We appreciate the reviewer’s detailed attention to the model's structure, allowing us to clarify the differences between H-LoRA and MoE architectures and highlight the necessity and advantages of our design.

Existing work explore LoRA and MoE combinations, including symmetric[1] and asymmetric structures[2]. While performance benefits are evident, we observe that introducing LoRA experts significantly increases resource consumption, compromising the efficiency of PEFT.

To validate this, we compare the training efficiency of several LoRA+MoE structures with the same LoRA setting (r=64, k=4):

MethodLoRAMoELoRAHydraLoRADS-LoRAH-LoRA
TFLOP311.6204.9238.3224.1313.7

DS-LoRA is a LoRA mechanism based on the powerful MoE model Deepseek-V3. We find that MoELoRA, HydraLoRA, and DS-LoRA significantly reduce training speed, while H-LoRA avoids this limitation.

Unlike traditional MoE scheduling, H-LoRA uses low-rank matrix subspace dynamic routing, preventing performance degradation and instability from issues like routing jitter and load imbalance. It also adaptively activates parameter subspaces, creating soft isolation and weak coupling to enhance adaptability to task heterogeneity.
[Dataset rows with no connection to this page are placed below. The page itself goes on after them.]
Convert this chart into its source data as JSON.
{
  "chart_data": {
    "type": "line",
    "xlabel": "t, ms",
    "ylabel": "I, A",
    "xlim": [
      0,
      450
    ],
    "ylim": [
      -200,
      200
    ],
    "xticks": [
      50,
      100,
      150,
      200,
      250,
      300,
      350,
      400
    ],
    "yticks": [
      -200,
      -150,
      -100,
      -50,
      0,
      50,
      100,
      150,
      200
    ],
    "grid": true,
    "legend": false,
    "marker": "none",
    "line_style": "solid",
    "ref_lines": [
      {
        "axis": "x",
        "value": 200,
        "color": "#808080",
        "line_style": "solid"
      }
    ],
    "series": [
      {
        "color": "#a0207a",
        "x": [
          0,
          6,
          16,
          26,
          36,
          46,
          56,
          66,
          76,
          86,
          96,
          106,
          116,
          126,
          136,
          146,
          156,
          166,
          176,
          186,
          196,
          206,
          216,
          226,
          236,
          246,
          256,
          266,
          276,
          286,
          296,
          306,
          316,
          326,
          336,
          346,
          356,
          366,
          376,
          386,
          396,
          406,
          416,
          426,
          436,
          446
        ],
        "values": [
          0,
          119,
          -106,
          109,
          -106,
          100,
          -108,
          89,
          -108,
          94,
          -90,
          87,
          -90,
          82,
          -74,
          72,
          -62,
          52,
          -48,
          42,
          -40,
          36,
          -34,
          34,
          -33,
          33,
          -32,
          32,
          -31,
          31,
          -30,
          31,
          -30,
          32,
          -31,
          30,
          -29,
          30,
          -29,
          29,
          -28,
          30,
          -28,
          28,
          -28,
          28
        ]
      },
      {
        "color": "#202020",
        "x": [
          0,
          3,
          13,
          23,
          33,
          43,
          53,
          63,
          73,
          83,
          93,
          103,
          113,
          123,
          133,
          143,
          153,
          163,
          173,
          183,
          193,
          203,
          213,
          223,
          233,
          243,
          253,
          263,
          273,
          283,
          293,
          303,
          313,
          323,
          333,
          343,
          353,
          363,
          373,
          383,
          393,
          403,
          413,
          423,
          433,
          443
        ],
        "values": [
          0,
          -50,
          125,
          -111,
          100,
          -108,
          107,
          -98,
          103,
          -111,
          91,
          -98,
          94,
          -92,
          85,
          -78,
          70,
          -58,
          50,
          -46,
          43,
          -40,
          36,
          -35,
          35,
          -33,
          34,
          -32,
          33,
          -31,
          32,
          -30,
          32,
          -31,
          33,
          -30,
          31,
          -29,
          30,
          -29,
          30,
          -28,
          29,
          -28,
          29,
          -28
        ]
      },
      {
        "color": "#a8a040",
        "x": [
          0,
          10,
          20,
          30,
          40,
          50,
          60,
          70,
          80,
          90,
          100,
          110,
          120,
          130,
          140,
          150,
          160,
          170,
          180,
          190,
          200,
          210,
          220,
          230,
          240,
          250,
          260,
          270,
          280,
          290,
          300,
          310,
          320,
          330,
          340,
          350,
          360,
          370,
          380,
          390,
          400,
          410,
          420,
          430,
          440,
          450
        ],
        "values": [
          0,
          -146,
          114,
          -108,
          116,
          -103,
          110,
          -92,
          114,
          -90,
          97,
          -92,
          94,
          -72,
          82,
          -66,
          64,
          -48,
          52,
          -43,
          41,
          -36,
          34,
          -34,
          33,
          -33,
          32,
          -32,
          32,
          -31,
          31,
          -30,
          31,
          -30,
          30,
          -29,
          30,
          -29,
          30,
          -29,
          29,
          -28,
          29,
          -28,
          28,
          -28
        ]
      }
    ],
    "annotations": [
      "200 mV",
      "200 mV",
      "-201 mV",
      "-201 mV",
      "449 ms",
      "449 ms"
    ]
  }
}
Additionally, we emphasize that our approach is not a dense-to-MoE alternative for expanding FFN. While traditional MoE increases capacity by expanding parameters, our method focuses on balancing performance and computational resources in efficient fine-tuning.

4. Other Issues

4.1 Potential Limitations

We appreciate the reviewer’s attention to potential limitations. Our work explores the feasibility of efficiently handling unified comprehension and generation tasks in medical scenarios. As shown in Figure 2, joint training faces a significant bottleneck in data-scarce medical tasks. However, task cooperation enhancement is a long-term focus, and we aim to explore the complementary potential between the two tasks for synergistic effects.

4.2 Dataset Bias

We understand that bias in sample distribution and task labeling can impact model generalization. To improve chat-LVLM practicality, we balanced general instruction data with curated medical datasets during training, enhancing generalization and medical knowledge. A section on dataset bias has been added to the appendix.

Thank you again for your positive and encouraging feedback and insightful comments. We hope this response further clarifies our design, contributions, and the model's potential.

Reference

[1] When MOE Meets LLMs: Parameter Efficient Fine-tuning for Multi-task Medical Applications

[2] HydraLoRA: An Asymmetric LoRA Architecture for Efficient Fine-Tuning

最终决定

This submission proposes HealthGPT, a unified medical large vision-language model (Med-LVLM), integrating comprehension and generation tasks in medical imaging through a novel heterogeneous low-rank adaptation (H-LoRA), hierarchical visual perception (HVP), and a three-stage learning strategy. It contributes the comprehensive VL-Health dataset covering diverse comprehension and generation tasks. Overall, the reviewers found the methodological innovations significant, particularly the H-LoRA approach, and recognized the strong empirical validation against existing baselines. Initial concerns about incremental improvements in VQA performance, the lack of perceptual evaluation metrics for generation, and limited interpretability were effectively addressed by the authors in their detailed rebuttal and supplementary analyses. Reviewers noted the work’s substantial practical potential and the thoroughness of its experimental evaluation. While one reviewer raised concerns about novelty and whether the contribution aligns fully with ICML's typical methodological focus, the extensive experiments and the practical significance for medical applications justified acceptance. Thus, the committee decided to accept this paper, highlighting its robust innovation, strong empirical validation, and considerable potential for practical medical applications.